Uma audiência pública que discutiria a revisão do Plano Diretor de Valparaíso de Goiás foi cancelada de última hora pela prefeitura nesta terça-feira (30). O anúncio surpreendeu moradores, mas não impediu a mobilização: cerca de 50 pessoas se reuniram por conta própria para debater o futuro da cidade, que vive um crescimento acelerado e enfrenta sérios desafios de infraestrutura.

Dados do IBGE mostram que Valparaíso vem “inchando” e a população está tornando a cidade intransitável. No ano de 2010, tinha 130 mil habitantes. Já em 2017, eram quase 160 mil. Em 2022, o número saltou para 210 mil moradores — um aumento médio de 3,5 mil pessoas por ano. Grande parte das moradias são verticais, estima-se que o município tenha cerca de 800 condomínios, espalhados em diversos bairros, além de pelo menos outros 50 em construção.

“Somos uma cidade construída numa rampa. Precisamos de parceria com as cidades vizinhas para lidar com as chuvas”, disse o arquiteto e urbanista Roger Nobre.

Dos 13 vereadores da Câmara Municipal de Valparaíso, apenas Ricardo Viana participou do encontro, como ouvinte. Lideranças comunitárias e especialistas compareceram, como Francivaldo Saboia, presidente da Associação de Síndicos, Moradores e Condomínios (AESMOC), e a arquiteta Thais Constantin.

Thais criticou a contratação de uma empresa de São Paulo para coordenar o Plano Diretor em anos anteriores. Segundo ela, mesmo sendo especialistas de outro estado, não vivenciam a rotina da cidade.

Segundo ela, a falta de planejamento urbano prejudica inclusive moradores do setor de chácaras Anhanguera, que carece de infraestrutura adequada para os moradores. “Queremos praças, escolas e infraestrutura”.

Críticas à falta de transparência

A pesquisadora de mestrado da UnB Paloma Ludmyla reforçou que o Plano Diretor é “a bússola da cidade”. Para ela, Valparaíso sofre com “epidemia de terrenos baldios” e construções em áreas de drenagem. “Esse diagnóstico de colapso pode ser revertido. Mas só com mobilização popular”, disse. Exemplo disso são as voçorocas que se formaram em diversos pontos da cidade. Segundo a especialista, são pelo menos cinco erosões que ameaçam engolir rodovias, casas e condomínios de apartamentos inteiros, gerando transtorno e ceifando vidas.

O engenheiro Alessandro Solano defendeu a criação de uma câmara técnica. “Valparaíso está entrando em estado colapsivo. Nossa vocação não é rural, nem industrial, nem turística.

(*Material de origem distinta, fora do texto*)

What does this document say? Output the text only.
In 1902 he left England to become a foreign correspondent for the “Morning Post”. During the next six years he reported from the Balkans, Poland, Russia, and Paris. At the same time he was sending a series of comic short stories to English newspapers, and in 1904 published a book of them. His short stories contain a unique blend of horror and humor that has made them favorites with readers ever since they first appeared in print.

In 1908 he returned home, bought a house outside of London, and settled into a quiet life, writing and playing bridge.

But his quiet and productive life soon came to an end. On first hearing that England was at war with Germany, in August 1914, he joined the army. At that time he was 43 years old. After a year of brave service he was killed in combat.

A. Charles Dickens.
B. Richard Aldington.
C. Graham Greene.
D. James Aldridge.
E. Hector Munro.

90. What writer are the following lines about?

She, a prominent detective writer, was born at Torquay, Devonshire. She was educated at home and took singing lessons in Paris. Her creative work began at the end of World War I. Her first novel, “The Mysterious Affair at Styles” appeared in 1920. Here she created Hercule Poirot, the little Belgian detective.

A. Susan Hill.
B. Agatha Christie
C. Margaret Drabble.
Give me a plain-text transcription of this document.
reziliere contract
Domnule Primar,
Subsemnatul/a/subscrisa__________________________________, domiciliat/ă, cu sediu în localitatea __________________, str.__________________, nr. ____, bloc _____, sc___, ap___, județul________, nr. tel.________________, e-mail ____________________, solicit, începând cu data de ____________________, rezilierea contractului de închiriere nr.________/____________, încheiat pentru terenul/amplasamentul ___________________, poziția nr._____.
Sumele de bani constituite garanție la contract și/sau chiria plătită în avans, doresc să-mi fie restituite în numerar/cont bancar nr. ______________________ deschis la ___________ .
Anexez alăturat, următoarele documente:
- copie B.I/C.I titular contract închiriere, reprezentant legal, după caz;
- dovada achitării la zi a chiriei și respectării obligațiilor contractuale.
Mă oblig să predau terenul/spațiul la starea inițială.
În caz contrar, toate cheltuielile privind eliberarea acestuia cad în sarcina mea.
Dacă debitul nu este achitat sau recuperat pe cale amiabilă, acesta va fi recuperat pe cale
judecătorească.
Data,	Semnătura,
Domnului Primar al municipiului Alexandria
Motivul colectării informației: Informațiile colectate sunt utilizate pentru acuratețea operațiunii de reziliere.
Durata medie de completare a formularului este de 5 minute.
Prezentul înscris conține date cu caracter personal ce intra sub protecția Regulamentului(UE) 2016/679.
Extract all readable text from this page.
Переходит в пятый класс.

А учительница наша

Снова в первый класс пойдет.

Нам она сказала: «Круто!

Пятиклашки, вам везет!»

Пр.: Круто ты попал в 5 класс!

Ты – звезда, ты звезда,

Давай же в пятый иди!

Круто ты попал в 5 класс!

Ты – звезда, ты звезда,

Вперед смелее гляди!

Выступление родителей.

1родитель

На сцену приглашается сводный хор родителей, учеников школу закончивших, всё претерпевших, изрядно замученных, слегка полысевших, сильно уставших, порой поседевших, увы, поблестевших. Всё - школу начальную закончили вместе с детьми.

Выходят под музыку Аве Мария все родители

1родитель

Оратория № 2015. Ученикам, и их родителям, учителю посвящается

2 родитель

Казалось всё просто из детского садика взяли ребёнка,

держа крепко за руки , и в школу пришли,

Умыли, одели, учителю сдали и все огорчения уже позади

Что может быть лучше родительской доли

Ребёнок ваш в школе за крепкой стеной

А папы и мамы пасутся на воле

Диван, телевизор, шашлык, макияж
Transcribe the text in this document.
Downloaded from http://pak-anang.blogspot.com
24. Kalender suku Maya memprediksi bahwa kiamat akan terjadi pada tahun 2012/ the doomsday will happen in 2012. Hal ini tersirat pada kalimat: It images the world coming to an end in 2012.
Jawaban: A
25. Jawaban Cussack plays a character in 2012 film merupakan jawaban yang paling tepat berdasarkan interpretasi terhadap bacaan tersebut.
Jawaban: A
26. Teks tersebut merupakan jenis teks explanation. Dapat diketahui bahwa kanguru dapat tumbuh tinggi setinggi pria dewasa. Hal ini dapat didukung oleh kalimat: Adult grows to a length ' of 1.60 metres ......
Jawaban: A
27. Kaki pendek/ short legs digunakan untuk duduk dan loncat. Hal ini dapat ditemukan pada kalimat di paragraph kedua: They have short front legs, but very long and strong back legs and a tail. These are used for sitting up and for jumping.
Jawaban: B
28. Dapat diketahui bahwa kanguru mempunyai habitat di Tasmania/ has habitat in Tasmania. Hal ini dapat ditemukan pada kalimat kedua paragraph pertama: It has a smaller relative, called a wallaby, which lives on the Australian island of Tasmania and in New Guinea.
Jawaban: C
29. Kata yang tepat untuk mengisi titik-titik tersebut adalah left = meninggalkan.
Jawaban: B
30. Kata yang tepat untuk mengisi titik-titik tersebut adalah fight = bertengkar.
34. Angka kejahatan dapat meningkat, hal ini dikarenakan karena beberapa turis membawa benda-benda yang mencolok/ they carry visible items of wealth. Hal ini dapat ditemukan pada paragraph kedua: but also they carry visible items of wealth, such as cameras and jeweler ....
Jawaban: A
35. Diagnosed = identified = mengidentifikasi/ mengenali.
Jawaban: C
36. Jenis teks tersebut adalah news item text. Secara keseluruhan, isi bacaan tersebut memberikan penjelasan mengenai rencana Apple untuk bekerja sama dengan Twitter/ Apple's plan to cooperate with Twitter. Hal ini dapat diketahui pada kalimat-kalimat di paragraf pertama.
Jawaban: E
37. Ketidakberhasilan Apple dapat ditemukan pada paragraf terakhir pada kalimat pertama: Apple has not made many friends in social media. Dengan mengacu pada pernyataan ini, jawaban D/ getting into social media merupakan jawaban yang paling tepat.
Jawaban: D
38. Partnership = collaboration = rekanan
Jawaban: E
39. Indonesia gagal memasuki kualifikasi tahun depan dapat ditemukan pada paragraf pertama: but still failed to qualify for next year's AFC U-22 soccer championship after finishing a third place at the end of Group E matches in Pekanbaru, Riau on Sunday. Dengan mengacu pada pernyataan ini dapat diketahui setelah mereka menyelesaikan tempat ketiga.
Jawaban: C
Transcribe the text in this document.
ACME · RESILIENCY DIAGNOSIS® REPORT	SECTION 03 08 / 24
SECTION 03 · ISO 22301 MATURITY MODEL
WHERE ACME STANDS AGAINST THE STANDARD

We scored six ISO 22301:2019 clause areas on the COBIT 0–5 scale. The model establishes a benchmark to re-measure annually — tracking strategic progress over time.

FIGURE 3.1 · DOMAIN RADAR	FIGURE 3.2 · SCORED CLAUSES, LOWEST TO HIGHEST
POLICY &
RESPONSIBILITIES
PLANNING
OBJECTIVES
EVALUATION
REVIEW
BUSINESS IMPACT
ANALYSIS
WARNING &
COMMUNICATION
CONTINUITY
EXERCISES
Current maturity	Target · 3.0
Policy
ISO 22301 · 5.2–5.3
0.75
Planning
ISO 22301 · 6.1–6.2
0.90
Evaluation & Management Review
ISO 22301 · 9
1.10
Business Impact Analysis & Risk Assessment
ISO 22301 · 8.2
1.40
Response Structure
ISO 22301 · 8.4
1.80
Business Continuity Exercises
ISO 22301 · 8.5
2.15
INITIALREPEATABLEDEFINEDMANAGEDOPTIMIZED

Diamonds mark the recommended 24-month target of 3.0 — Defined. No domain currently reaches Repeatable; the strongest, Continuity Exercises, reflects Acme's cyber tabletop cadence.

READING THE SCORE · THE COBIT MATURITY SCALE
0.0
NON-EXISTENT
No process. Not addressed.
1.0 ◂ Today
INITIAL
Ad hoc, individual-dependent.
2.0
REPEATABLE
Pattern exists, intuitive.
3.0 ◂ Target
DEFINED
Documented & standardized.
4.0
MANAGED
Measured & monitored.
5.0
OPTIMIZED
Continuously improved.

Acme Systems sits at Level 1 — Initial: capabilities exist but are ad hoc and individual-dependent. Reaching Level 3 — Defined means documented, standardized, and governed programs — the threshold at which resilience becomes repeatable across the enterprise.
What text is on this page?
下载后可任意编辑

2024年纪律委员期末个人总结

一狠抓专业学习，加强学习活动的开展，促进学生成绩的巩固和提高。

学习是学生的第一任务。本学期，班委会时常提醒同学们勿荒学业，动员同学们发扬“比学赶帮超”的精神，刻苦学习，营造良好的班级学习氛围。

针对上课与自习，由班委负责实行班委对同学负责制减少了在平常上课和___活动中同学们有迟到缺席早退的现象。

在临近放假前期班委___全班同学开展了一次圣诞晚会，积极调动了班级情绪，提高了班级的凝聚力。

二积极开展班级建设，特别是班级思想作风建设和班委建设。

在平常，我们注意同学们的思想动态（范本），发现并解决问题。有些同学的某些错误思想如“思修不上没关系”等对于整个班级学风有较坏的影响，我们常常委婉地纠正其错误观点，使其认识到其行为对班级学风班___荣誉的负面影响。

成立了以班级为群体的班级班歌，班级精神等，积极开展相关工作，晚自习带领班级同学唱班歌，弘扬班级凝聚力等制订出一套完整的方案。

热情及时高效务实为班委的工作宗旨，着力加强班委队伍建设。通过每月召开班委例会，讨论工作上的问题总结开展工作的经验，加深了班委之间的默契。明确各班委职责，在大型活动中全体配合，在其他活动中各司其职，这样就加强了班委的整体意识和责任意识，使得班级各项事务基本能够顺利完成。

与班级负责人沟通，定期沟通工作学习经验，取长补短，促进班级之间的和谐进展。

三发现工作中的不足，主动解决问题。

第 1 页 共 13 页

Precisamos de ordenamento jurídico correto”, afirmou, citando Curitiba como exemplo de cidade planejada.

Já o ambientalista Francisco das Chagas destacou que mais da metade do território já está impermeabilizado: “O inchaço explorado por construtoras trouxe déficit de esgoto, coleta de lixo e ameaça ao abastecimento de água”.

Denúncia e suspensão

Em 2022, denúncias de irregularidades na revisão do Plano Diretor levaram o Ministério Público de Goiás (MPGO) a suspender o processo. Moradores temem que, sem transparência, a retomada agrave os problemas já existentes. “O município não pode fazer mudanças de portas fechadas. Esse plano é a chance de evitar colapso em condomínios”, alertou Francivaldo Saboia.

“Olha o povo aqui”

Para muitos, o cancelamento inesperado da audiência foi uma afronta. “Foi uma surpresa chegar e não ter a reunião”, disse Carlos Roberto, representante da OSAFF e um dos pioneiros da cidade.

Já Ademir, presidente de associação de moradores e do Conselho de Segurança, reforçou o simbolismo do encontro alternativo. “Não podemos deixar nosso futuro nas mãos de construtoras ou de interesses políticos. Olha o povo aqui”.

Procurada, a Prefeitura Municipal de Valparaíso de Goiás, disse que será marcada uma nova data para a realização da Audiência Pública em relação do Plano Diretor.